/O1 disables vectorization, since ICL 10.0; I mentioned that in case your loops are too short for vectorization to be useful. In version 9.1, /O1 vectorized, but without extra unrolling, thus giving vector performance on shorter loops than /O2 did.
ICL vectorization typically takes loop iterations in groups of 8, with adustments for 16-byte alignment before and after. It doesn't often pay off for loops of length less than 16 plus the adjustments, and you will see performance peaking for loop lengths at intervals of 8.
In typical C or C++ code, unless arrays are declared with fixed size local to the function, it's nearly impossible for the compiler to pick up information to change the default assumption that optimization should be for loop length 100.

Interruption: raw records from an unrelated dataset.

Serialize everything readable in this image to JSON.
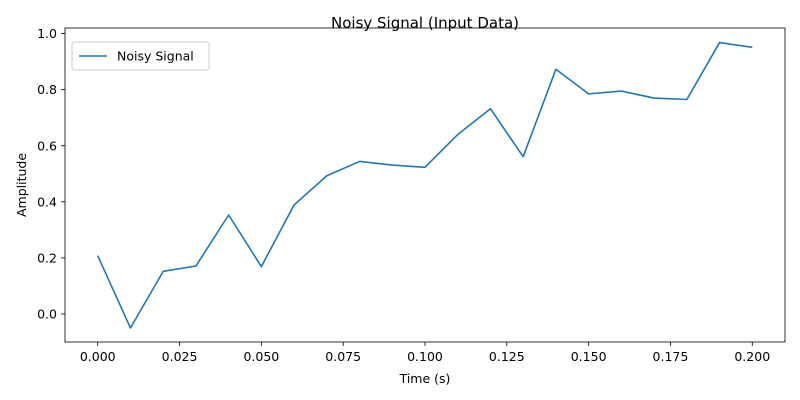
{
  "chart_data": {
    "type": "line",
    "title": "Noisy Signal (Input Data)",
    "xlabel": "Time (s)",
    "ylabel": "Amplitude",
    "xlim": [
      -0.01,
      0.21
    ],
    "ylim": [
      -0.1,
      1.02
    ],
    "xticks": [
      0.0,
      0.025,
      0.05,
      0.075,
      0.1,
      0.125,
      0.15,
      0.175,
      0.2
    ],
    "xtick_labels": [
      "0.000",
      "0.025",
      "0.050",
      "0.075",
      "0.100",
      "0.125",
      "0.150",
      "0.175",
      "0.200"
    ],
    "yticks": [
      0.0,
      0.2,
      0.4,
      0.6,
      0.8,
      1.0
    ],
    "ytick_labels": [
      "0.0",
      "0.2",
      "0.4",
      "0.6",
      "0.8",
      "1.0"
    ],
    "grid": false,
    "legend_position": "top-left",
    "series": [
      {
        "name": "Noisy Signal",
        "color": "#1f77b4",
        "x": [
          0.0,
          0.01,
          0.02,
          0.03,
          0.04,
          0.05,
          0.06,
          0.07,
          0.08,
          0.09,
          0.1,
          0.11,
          0.12,
          0.13,
          0.14,
          0.15,
          0.16,
          0.17,
          0.18,
          0.19,
          0.2
        ],
        "y": [
          0.208,
          -0.05,
          0.152,
          0.171,
          0.353,
          0.169,
          0.389,
          0.493,
          0.544,
          0.531,
          0.523,
          0.64,
          0.732,
          0.561,
          0.873,
          0.785,
          0.795,
          0.77,
          0.765,
          0.968,
          0.951
        ]
      }
    ]
  }
}
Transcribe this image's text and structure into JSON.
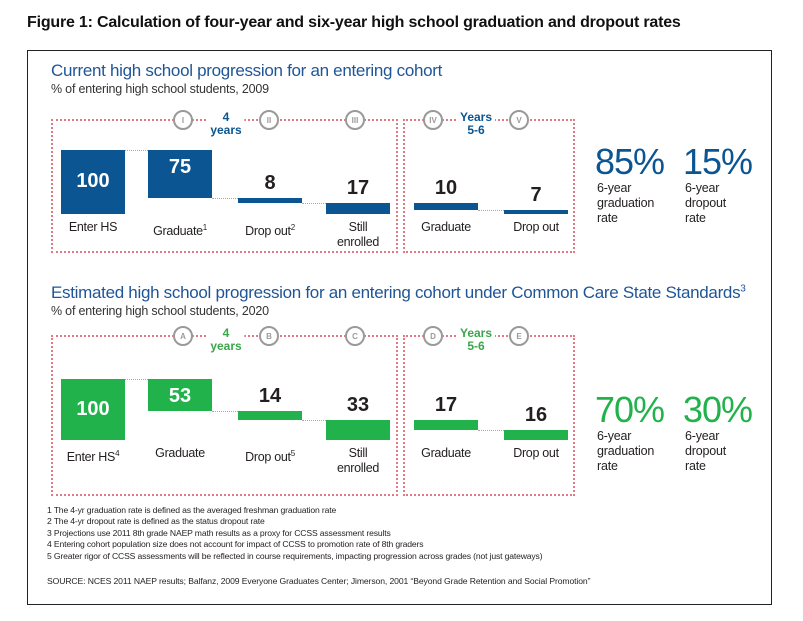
{
  "figure_title": "Figure 1: Calculation of four-year and six-year high school graduation and dropout rates",
  "colors": {
    "current": "#0b5592",
    "estimated": "#22b24c",
    "panel_border": "#e07b86",
    "title_blue": "#1f5596"
  },
  "chart_data": [
    {
      "type": "bar",
      "subtype": "waterfall",
      "title": "Current high school progression for an entering cohort",
      "subtitle": "% of entering high school students, 2009",
      "unit": "% of entering high school students",
      "color": "#0b5592",
      "periods": [
        {
          "label": "4 years",
          "markers": [
            "I",
            "II",
            "III"
          ]
        },
        {
          "label": "Years 5-6",
          "markers": [
            "IV",
            "V"
          ]
        }
      ],
      "categories": [
        "Enter HS",
        "Graduate",
        "Drop out",
        "Still enrolled",
        "Graduate",
        "Drop out"
      ],
      "category_superscripts": [
        "",
        "1",
        "2",
        "",
        "",
        ""
      ],
      "values": [
        100,
        75,
        8,
        17,
        10,
        7
      ],
      "value_labels": [
        "100",
        "75",
        "8",
        "17",
        "10",
        "7"
      ],
      "summary": [
        {
          "value": "85%",
          "label": "6-year graduation rate"
        },
        {
          "value": "15%",
          "label": "6-year dropout rate"
        }
      ]
    },
    {
      "type": "bar",
      "subtype": "waterfall",
      "title": "Estimated high school progression for an entering cohort under Common Care State Standards",
      "title_superscript": "3",
      "subtitle": "% of entering high school students, 2020",
      "unit": "% of entering high school students",
      "color": "#22b24c",
      "periods": [
        {
          "label": "4 years",
          "markers": [
            "A",
            "B",
            "C"
          ]
        },
        {
          "label": "Years 5-6",
          "markers": [
            "D",
            "E"
          ]
        }
      ],
      "categories": [
        "Enter HS",
        "Graduate",
        "Drop out",
        "Still enrolled",
        "Graduate",
        "Drop out"
      ],
      "category_superscripts": [
        "4",
        "",
        "5",
        "",
        "",
        ""
      ],
      "values": [
        100,
        53,
        14,
        33,
        17,
        16
      ],
      "value_labels": [
        "100",
        "53",
        "14",
        "33",
        "17",
        "16"
      ],
      "summary": [
        {
          "value": "70%",
          "label": "6-year graduation rate"
        },
        {
          "value": "30%",
          "label": "6-year dropout rate"
        }
      ]
    }
  ],
  "footnotes": [
    "1 The 4-yr graduation rate is defined as the averaged freshman graduation rate",
    "2 The 4-yr dropout rate is defined as the status dropout rate",
    "3 Projections use 2011 8th grade NAEP math results as a proxy for CCSS assessment results",
    "4 Entering cohort population size does not account for impact of CCSS to promotion rate of 8th graders",
    "5 Greater rigor of CCSS assessments will be reflected in course requirements, impacting progression across grades (not just gateways)"
  ],
  "source": "SOURCE: NCES 2011 NAEP results; Balfanz, 2009 Everyone Graduates Center; Jimerson, 2001 “Beyond Grade Retention and Social Promotion”"
}
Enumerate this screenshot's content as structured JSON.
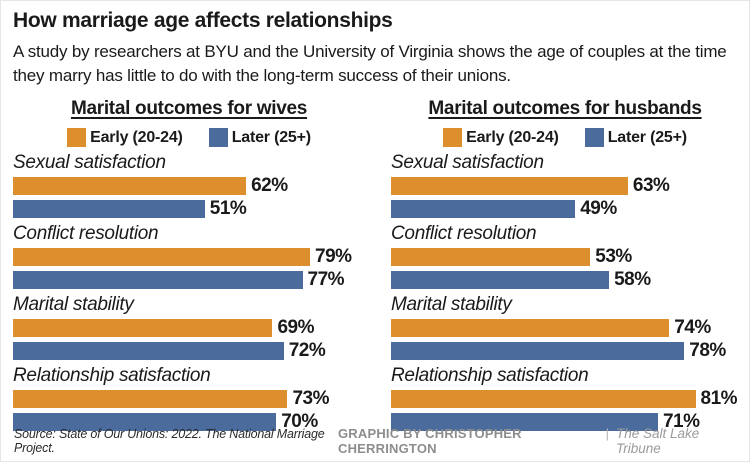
{
  "header": {
    "title": "How marriage age affects relationships",
    "subtitle": "A study by researchers at BYU and the University of Virginia shows the age of couples at the time they marry has little to do with the long-term success of their unions."
  },
  "colors": {
    "early": "#dd8e2d",
    "later": "#4a6b9b",
    "text": "#1a1a1a",
    "credit_gray": "#8d8d8d"
  },
  "chart_data": [
    {
      "type": "bar",
      "orientation": "horizontal",
      "title": "Marital outcomes for wives",
      "categories": [
        "Sexual satisfaction",
        "Conflict resolution",
        "Marital stability",
        "Relationship satisfaction"
      ],
      "series": [
        {
          "name": "Early (20-24)",
          "color": "#dd8e2d",
          "values": [
            62,
            79,
            69,
            73
          ]
        },
        {
          "name": "Later (25+)",
          "color": "#4a6b9b",
          "values": [
            51,
            77,
            72,
            70
          ]
        }
      ],
      "value_suffix": "%",
      "xlim": [
        0,
        100
      ],
      "grid": false,
      "legend_position": "top"
    },
    {
      "type": "bar",
      "orientation": "horizontal",
      "title": "Marital outcomes for husbands",
      "categories": [
        "Sexual satisfaction",
        "Conflict resolution",
        "Marital stability",
        "Relationship satisfaction"
      ],
      "series": [
        {
          "name": "Early (20-24)",
          "color": "#dd8e2d",
          "values": [
            63,
            53,
            74,
            81
          ]
        },
        {
          "name": "Later (25+)",
          "color": "#4a6b9b",
          "values": [
            49,
            58,
            78,
            71
          ]
        }
      ],
      "value_suffix": "%",
      "xlim": [
        0,
        100
      ],
      "grid": false,
      "legend_position": "top"
    }
  ],
  "footer": {
    "source": "Source: State of Our Unions: 2022. The National Marriage Project.",
    "credit": "GRAPHIC BY CHRISTOPHER CHERRINGTON",
    "divider": "|",
    "publication": "The Salt Lake Tribune"
  }
}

If you know that no alignment adjustment is required at the beginning of the loop to make all data 16-byte aligned, but it's not visible to the compiler,
#pragma vector aligned
should speed up the loop, but it will break if your assertion is wrong. This pragma also over-rides the compiler's cost/benefit analysis where it decides whether vectorization should gain.
#pragma no vector
would prevent vectorization of a loop.
Vectorization of loops of length 60 to 3000 should more than double the performance. When combined with OpenMP or similar parallelization, the combined gain is better on the current Core i7 or Xeon 5500 CPUs than on the earlier ones. Still, it is common to find a loop of length 1000 where either vectorization or parallelization gives good speedup, but there is no use in combining the optimizations, unless the parallelization can take place at a higher level.